Africamore - The Afro-funk side of Italy (1973-1978)
"Africamore" è un incrocio tra una raccolta e un pezzo di storia, quello che racconta delle discoteche italiane dal 1973 al 1978, dove si iniziava a essere influenzati dall'afrofunk e dal black mescolato al white europeo. Una storia di sound e sale da ballo. Un disco tributo ad un suono, ad una fase, e all’incredibile contributo della sua evoluzione e raggio d’azione.

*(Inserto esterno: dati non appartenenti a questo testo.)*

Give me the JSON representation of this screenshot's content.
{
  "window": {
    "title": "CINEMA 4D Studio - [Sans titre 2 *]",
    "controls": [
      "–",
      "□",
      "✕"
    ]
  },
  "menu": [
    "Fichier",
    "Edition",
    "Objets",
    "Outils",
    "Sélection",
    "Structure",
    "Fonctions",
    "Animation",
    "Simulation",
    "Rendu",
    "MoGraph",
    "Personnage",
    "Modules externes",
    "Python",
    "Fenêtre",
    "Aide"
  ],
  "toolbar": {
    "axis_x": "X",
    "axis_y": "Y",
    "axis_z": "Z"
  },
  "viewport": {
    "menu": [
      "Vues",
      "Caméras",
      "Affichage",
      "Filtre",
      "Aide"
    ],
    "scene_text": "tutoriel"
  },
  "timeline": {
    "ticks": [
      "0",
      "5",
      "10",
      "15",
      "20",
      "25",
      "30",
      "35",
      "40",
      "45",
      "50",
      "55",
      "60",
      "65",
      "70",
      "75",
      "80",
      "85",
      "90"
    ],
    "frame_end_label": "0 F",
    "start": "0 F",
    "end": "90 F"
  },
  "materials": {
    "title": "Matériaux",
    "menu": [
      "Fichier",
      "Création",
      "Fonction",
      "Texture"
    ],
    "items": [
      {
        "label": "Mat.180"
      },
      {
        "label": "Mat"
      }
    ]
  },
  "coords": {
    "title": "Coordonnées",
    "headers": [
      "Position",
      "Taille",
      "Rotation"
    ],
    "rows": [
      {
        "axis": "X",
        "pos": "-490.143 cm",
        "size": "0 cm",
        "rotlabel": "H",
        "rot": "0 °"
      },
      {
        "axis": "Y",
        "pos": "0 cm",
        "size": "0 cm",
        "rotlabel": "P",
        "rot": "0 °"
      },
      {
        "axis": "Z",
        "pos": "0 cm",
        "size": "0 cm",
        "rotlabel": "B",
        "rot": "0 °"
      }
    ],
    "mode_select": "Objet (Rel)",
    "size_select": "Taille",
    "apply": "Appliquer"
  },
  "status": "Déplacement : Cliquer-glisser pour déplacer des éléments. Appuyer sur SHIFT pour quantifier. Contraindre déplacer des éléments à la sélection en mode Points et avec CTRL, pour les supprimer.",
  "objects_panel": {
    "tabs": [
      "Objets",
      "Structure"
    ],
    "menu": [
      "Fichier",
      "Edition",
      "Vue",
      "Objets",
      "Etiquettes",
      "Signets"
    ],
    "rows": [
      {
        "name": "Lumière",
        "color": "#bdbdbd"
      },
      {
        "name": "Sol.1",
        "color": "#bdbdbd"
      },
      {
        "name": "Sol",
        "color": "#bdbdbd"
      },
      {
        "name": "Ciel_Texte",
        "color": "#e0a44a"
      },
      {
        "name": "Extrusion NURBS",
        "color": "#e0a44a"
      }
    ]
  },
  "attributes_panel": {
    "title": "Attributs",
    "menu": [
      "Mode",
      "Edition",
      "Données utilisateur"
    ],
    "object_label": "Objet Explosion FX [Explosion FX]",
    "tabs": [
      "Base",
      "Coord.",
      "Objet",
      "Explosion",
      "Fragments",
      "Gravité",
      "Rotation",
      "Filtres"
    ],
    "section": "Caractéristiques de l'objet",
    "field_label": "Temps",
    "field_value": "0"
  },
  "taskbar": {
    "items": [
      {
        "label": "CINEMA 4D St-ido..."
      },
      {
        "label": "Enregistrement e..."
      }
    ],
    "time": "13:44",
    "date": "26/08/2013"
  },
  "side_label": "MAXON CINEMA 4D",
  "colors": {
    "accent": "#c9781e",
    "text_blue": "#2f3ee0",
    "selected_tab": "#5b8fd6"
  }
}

Italia, metà degli anni Settanta. Discoteca di quelle coraggiose, dove i dj hanno il coraggio di mettere musica insolita. Il coraggio di far respirare altrove. In quegli anni la comunicazione con gli altri paesi c’era, non viaggiava via web bensì attraverso trasferte nelle capitali della musica europea, dove si compravano vinili e poi si scoprivano una volta tornati in patria.

È così che qualcuno di questi dj deve aver scoperto, in uno dei suoi viaggi a Berlino o Londra, frequenze nuove, influenze dell’africa sul funk, il black mischiato al white europeo. Musica da cui trasuda tutta la voglia di far ballare e tenere in pugno il proprio pubblico delle sale da ballo.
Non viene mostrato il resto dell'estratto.